The consequence of acquisition of 24% equity stake by Etihad shall be that it will have the power to nominate two out of six shareholder directors, including the Vice Chairman, in the Board of Directors of Jet which shall amount to be a significant participation in the managerial affairs of Jet. With a view to achieve the purported objective of enhancing their airline business through joint initiatives, the parties also entered into a Commercial Co-operation Agreement (CCA). Under the CCA, the parties agreed that- they would frame co-operative procedure in relation to (i) joint route and schedule coordination; (ii) joint pricing; (iii) joint marketing, distribution, sales representation and cooperation, Etihad would recommend candidates for the senior management of Jet.

It was observed by the CCI that the effect of these agreements including the governance structure envisaged in the CCA establishes Etihad’s joint control over Jet, more particularly over the assets and operations of Jet. In order to assess the effect of this control, the CCI primarily analysed the effect of the proposed combination on those services that were offered by both the parties.

The Acquirer (i.e. Etihad) is the national airline of Abu Dhabi, primarily offering international airline services to and from Abu Dhabi, and between other international destinations using Abu Dhabi airport as the transit hub. Whereas, Jet is a listed Indian company offering both domestic and international air transportation services. Jet is stated to offer services between different call points in India to 20 destinations abroad.  It was observed that Etihad will not be operating in Indian domestic air transportation services i.e. air transportation between two airports located within India. Therefore, the proposed combination is not likely to raise any competition concern in the said sector. In this context the Commission observed that the relevant market to assess the effect of the proposed combination is the market for international air passengers.

While assessing the impact of the proposed combination on the international air passengers CCI observed that India-UAE passenger traffic consists of approximately 3.5 million origin and destination passengers per year. Out of this, Jet has only 20 percent share and Etihad carries only 5 percent of the market. Jet and Etihad provide overlapping services in 9 nonstop markets between India and UAE. The market share of Jet and Etihad combined in all these nine nonstop markets is below 36% andthey face intense competition from other airlines serving the same routes. The Commission observed that Indian passengers flying to these destinations are fare sensitive therefore any tendency to raise fares by them on such routes will not be profitable for the airlines.

There are 38 routes to/from India to other destinations where Etihad and Jet fly and there is at least one competitor on the route. Of these, on only 7 routes Jet Etihad have a combined market share of greater than 50 percent. Of these 7 routes, on 3 routes either Jet or Etihad has a market share of less than 5 per cent. For instance, on the Bombay (BOM)-Brussels (BRU) route, Jet has a market share of 72.90% and Etihad has a market share of 3.30%. On the Ahmedabad (AMD)-BRU route Jet has a market share of 83.10% while Etihad has a market share of 2.61%. Thus, post transaction change in market share is marginal for the combined entity and the deal does not alter the competition dynamics.
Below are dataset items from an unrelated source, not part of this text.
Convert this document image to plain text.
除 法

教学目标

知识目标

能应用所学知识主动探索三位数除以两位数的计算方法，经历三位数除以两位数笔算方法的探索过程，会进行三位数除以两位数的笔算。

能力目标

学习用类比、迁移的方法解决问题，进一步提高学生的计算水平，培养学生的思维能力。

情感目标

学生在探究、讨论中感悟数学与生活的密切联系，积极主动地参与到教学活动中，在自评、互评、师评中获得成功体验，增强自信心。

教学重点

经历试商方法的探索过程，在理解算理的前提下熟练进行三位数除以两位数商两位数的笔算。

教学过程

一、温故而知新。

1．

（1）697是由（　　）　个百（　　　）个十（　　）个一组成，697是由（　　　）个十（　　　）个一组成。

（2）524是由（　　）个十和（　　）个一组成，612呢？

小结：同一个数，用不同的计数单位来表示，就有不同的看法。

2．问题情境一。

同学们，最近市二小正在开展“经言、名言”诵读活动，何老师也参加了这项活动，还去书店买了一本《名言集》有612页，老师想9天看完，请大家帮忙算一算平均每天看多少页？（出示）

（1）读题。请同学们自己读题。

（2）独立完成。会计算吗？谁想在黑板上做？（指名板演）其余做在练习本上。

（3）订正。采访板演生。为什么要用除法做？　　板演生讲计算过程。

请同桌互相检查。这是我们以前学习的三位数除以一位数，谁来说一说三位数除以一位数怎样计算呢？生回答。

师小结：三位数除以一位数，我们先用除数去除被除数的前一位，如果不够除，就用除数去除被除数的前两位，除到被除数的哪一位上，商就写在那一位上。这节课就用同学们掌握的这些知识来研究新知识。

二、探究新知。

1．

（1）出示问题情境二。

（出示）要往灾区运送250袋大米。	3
Considering these facts and the assessing the other relevant factors as mentioned in Section 20(4) of the Act, the CCI stated that the proposed combination is not likely to have appreciable adverse effect on competition in India. An appeal has been filed in the COMPAT against this order of the CCI on the ground that the CCI failed to carry out an assessment of the appreciable adverse effect on competition and placed all passengers and indeed the entire airline industry into a grave risk of suffering irreparable damage and permanently eliminating competition. This appeal might have some standing as   through his minority order Member Anurag Goel also stated that the proposed combination is likely to cause an appreciable adverse effect on competition within the market of international air passenger transportation from and to India.









  1. All these concerns and issues raised may be true or false, that will be decided by the Tribunal but the repeated evaluation and analysis of such deals by different Commissions and Tribunals will only lead to apprehension of foreign investors and this will lead to a lesser investment, which is the crying need of the hour. Regulating the market and ensuring fair-play is a good role of the CCI but they should also ensure that such deals aren’t stuck in red-tapeism which will cause a major hurdle.